Olympe de Gouges (1748-1793) was one of France’s greater thinkers and political activists. But her revolutionary ideas secured her the guillotine rather than a burial in the Panthéon in Paris. The entrance inscription on this mausoleum reads “To great men a grateful nation”, a truly men-only club as not one woman was buried there during the 18th and 19th centuries. Currently, there are 71 men versus 4 women.
“It’s one thing to be written out of history, but it is quite another to have this carved in stone,” Dr Foreman laments. The message being: only “the men count.”
Russia’s radical Alexandra Kollontai discovered that while her fellow Russian revolutionaries put women's rights at the crux of ideological change, the post-revolutionary world failed abysmally to address gender imbalance.
Thanks to the crusade of America’s Margaret Sanger (1879-1966) and her alliance with a wealthy heiress, women today have access to birth control. Sanger saw contraception as the key to pulling women out of poverty, and fought hard against the establishment and their laws holding birth control an “obscenity”, alongside abortion and pornography.

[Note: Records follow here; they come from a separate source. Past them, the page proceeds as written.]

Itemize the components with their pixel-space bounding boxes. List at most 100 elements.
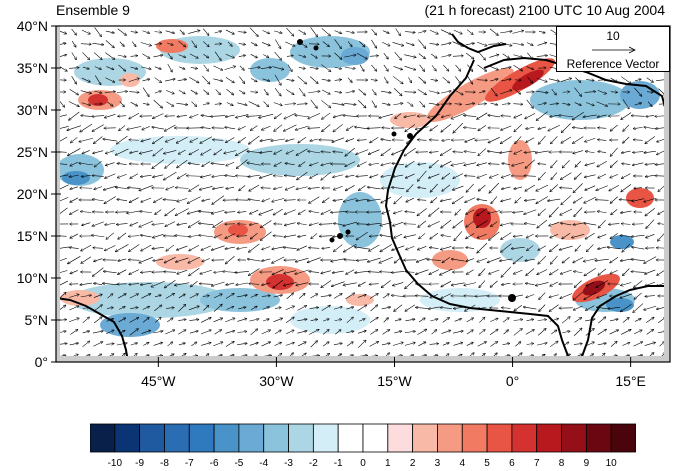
wind-vector (154, 66, 161, 69)
mask-bottom-edge (56, 356, 670, 362)
colorbar-label: 7 (534, 458, 540, 467)
wind-vector (334, 91, 342, 92)
wind-vector (370, 174, 379, 178)
wind-vector (356, 149, 369, 155)
wind-vector (440, 91, 451, 94)
wind-vector (417, 89, 426, 94)
wind-vector (513, 212, 524, 213)
wind-vector (477, 257, 487, 262)
wind-vector (238, 43, 245, 44)
wind-vector (250, 232, 258, 239)
wind-vector (203, 28, 209, 36)
wind-vector (333, 114, 343, 118)
wind-vector (261, 220, 272, 228)
wind-vector (331, 258, 346, 262)
wind-vector (538, 135, 546, 144)
wind-vector (551, 160, 558, 168)
wind-vector (464, 151, 476, 152)
wind-vector (391, 271, 405, 272)
wind-vector (140, 212, 152, 213)
wind-vector (371, 89, 376, 95)
wind-vector (404, 92, 415, 93)
wind-vector (548, 125, 560, 130)
colorbar-label: -4 (259, 458, 268, 467)
wind-vector (166, 244, 175, 251)
wind-vector (285, 41, 295, 46)
wind-vector (525, 113, 536, 118)
wind-vector (407, 101, 413, 106)
wind-vector (596, 185, 608, 191)
wind-vector (152, 159, 165, 169)
wind-vector (71, 76, 77, 84)
wind-vector (309, 271, 320, 272)
wind-vector (295, 125, 309, 130)
wind-vector (129, 92, 139, 93)
wind-vector (466, 220, 475, 227)
wind-vector (81, 256, 92, 264)
wind-vector (526, 99, 534, 108)
wind-vector (441, 246, 452, 249)
wind-vector (211, 245, 225, 250)
wind-vector (81, 212, 92, 213)
wind-vector (68, 101, 79, 107)
wind-vector (214, 104, 221, 105)
wind-vector (70, 186, 78, 189)
wind-vector (428, 103, 439, 105)
wind-vector (488, 44, 499, 45)
wind-vector (597, 211, 607, 212)
wind-vector (561, 223, 572, 226)
wind-vector (239, 89, 245, 94)
wind-vector (142, 30, 150, 34)
wind-vector (344, 260, 356, 261)
wind-vector (236, 176, 249, 177)
wind-vector (502, 53, 510, 58)
wind-vector (322, 247, 331, 248)
wind-vector (80, 123, 93, 132)
wind-vector (334, 39, 342, 48)
wind-vector (213, 186, 224, 189)
wind-vector (203, 64, 209, 71)
wind-vector (623, 124, 630, 131)
wind-vector (359, 185, 366, 190)
wind-vector (334, 244, 343, 252)
wind-vector (200, 269, 212, 274)
wind-vector (165, 124, 176, 131)
wind-vector (247, 163, 261, 166)
wind-vector (585, 185, 596, 190)
wind-vector (274, 51, 282, 60)
wind-vector (477, 41, 487, 46)
wind-vector (117, 223, 128, 224)
wind-vector (225, 212, 236, 213)
wind-vector (115, 148, 129, 155)
wind-vector (212, 195, 225, 205)
wind-vector (190, 137, 199, 142)
wind-vector (574, 87, 581, 97)
wind-vector (621, 210, 632, 213)
wind-vector (309, 196, 320, 203)
wind-vector (585, 151, 595, 153)
wind-vector (358, 100, 365, 107)
wind-vector (383, 52, 388, 59)
wind-vector (367, 198, 381, 201)
wind-vector (381, 148, 391, 156)
wind-vector (238, 126, 246, 129)
wind-vector (501, 125, 512, 130)
wind-vector (202, 161, 211, 167)
wind-vector (189, 77, 198, 82)
wind-vector (537, 43, 547, 46)
lat-label: 5°N (25, 312, 49, 328)
wind-vector (536, 91, 547, 92)
wind-vector (382, 102, 390, 105)
wind-vector (428, 90, 439, 94)
wind-vector (451, 112, 465, 119)
wind-vector (275, 39, 280, 48)
wind-vector (393, 221, 404, 226)
wind-vector (515, 89, 521, 94)
wind-vector (451, 259, 465, 262)
wind-vector (382, 210, 391, 213)
wind-vector (379, 113, 393, 118)
wind-vector (320, 236, 333, 237)
wind-vector (251, 125, 258, 131)
wind-vector (70, 197, 79, 202)
wind-vector (645, 175, 655, 177)
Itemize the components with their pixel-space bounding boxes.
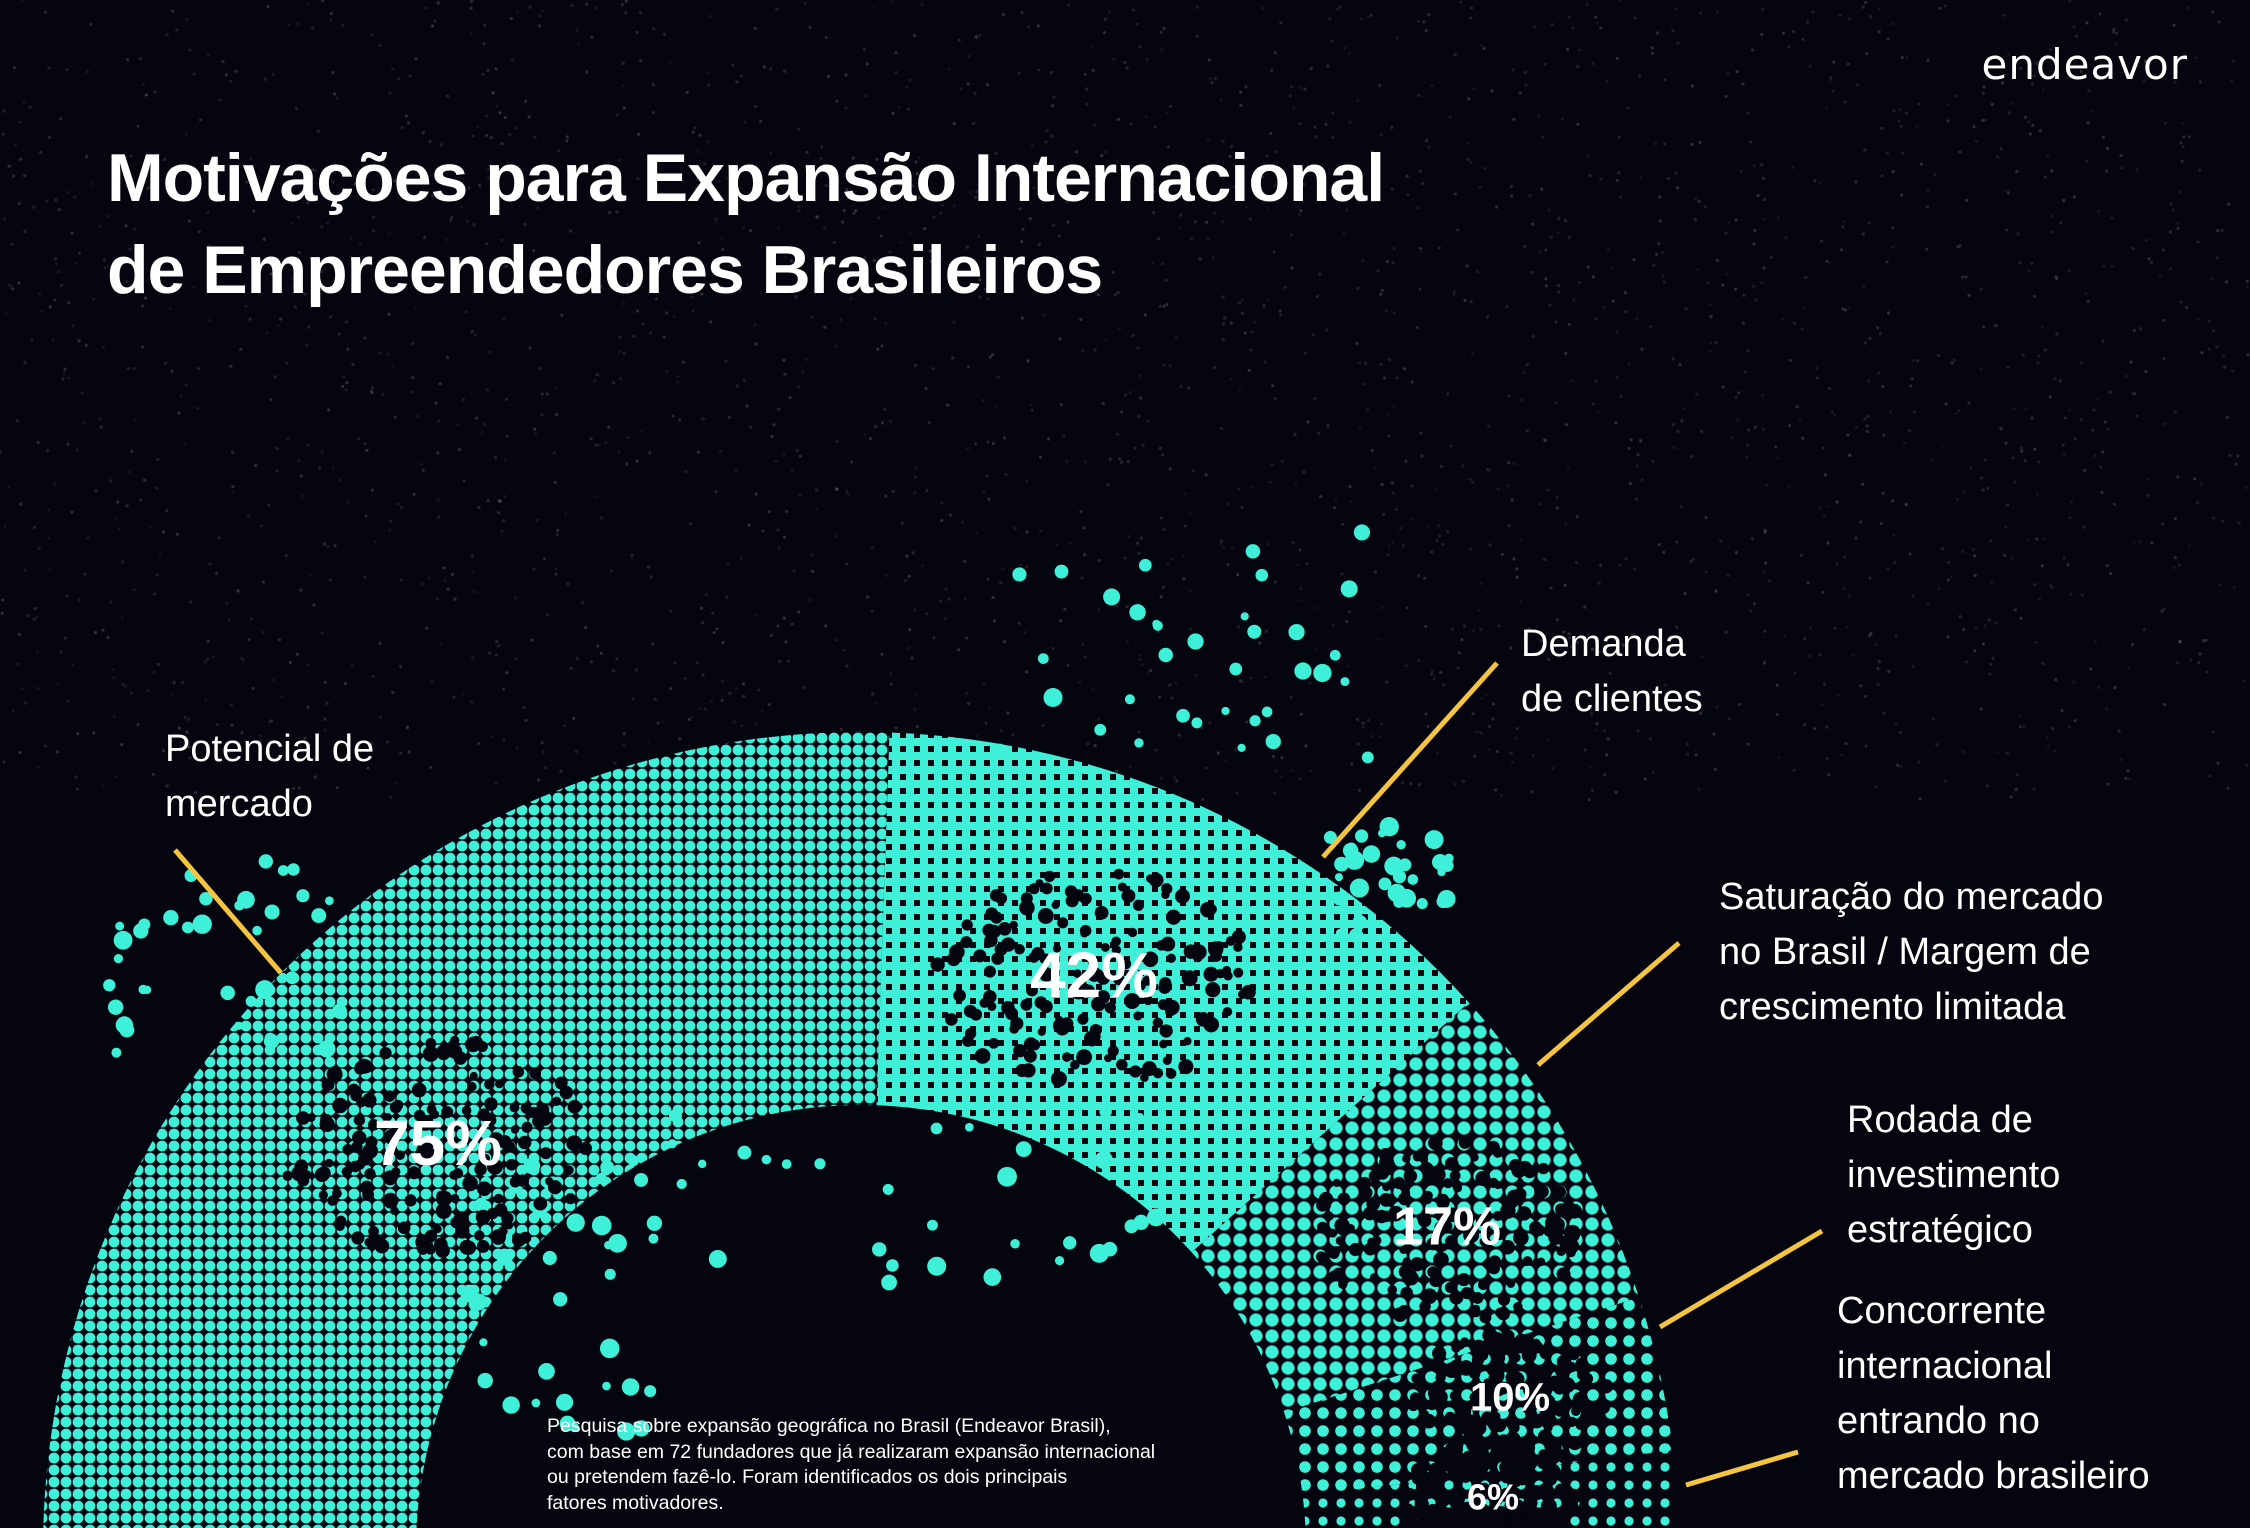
source-note: Pesquisa sobre expansão geográfica no Br… [547, 1414, 1247, 1516]
leader-line-rodada-de-investimento [1660, 1231, 1822, 1327]
label-demanda-de-clientes: Demanda de clientes [1521, 617, 1703, 727]
value-text: 42% [1030, 939, 1158, 1011]
leader-line-demanda-de-clientes [1323, 663, 1497, 857]
value-text: 10% [1470, 1376, 1550, 1420]
leader-line-concorrente-internacional [1686, 1452, 1798, 1485]
value-text: 75% [374, 1107, 502, 1179]
value-text: 6% [1467, 1477, 1519, 1518]
endeavor-logo: endeavor [1981, 40, 2188, 89]
leader-line-saturacao-do-mercado [1538, 943, 1679, 1065]
world-map-dots [0, 0, 2250, 802]
label-saturacao-do-mercado: Saturação do mercado no Brasil / Margem … [1719, 870, 2103, 1035]
value-text: 17% [1393, 1196, 1501, 1256]
label-concorrente-internacional: Concorrente internacional entrando no me… [1837, 1284, 2150, 1504]
label-potencial-de-mercado: Potencial de mercado [165, 722, 374, 832]
label-rodada-de-investimento: Rodada de investimento estratégico [1847, 1093, 2060, 1258]
chart-title: Motivações para Expansão Internacional d… [107, 132, 1384, 316]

I enjoyed watching Hillary Clinton put the record straight on Sanger’s unjustly tarnished reputation.
Africa leads the way when it comes to women in politics—hear what Lindiwe Mazibuko, South Africa’s former parliamentary opposition leader, has to say. I admire her gumption.
I have to say I found this series completely mesmerizing, and I certainly want my girls, and boys, to watch it when they’re a bit older.
Let me leave you with Dr Foreman’s closing statement:
“It is vital for the future that we have a proper understanding of the past, once we accept that the history of women has no endpoint, and is still in the process of being written, then we can be proud, vigilant and united in ensuring that the next revolution is the age of gender equality…”
* This is the personal opinion of the columnist.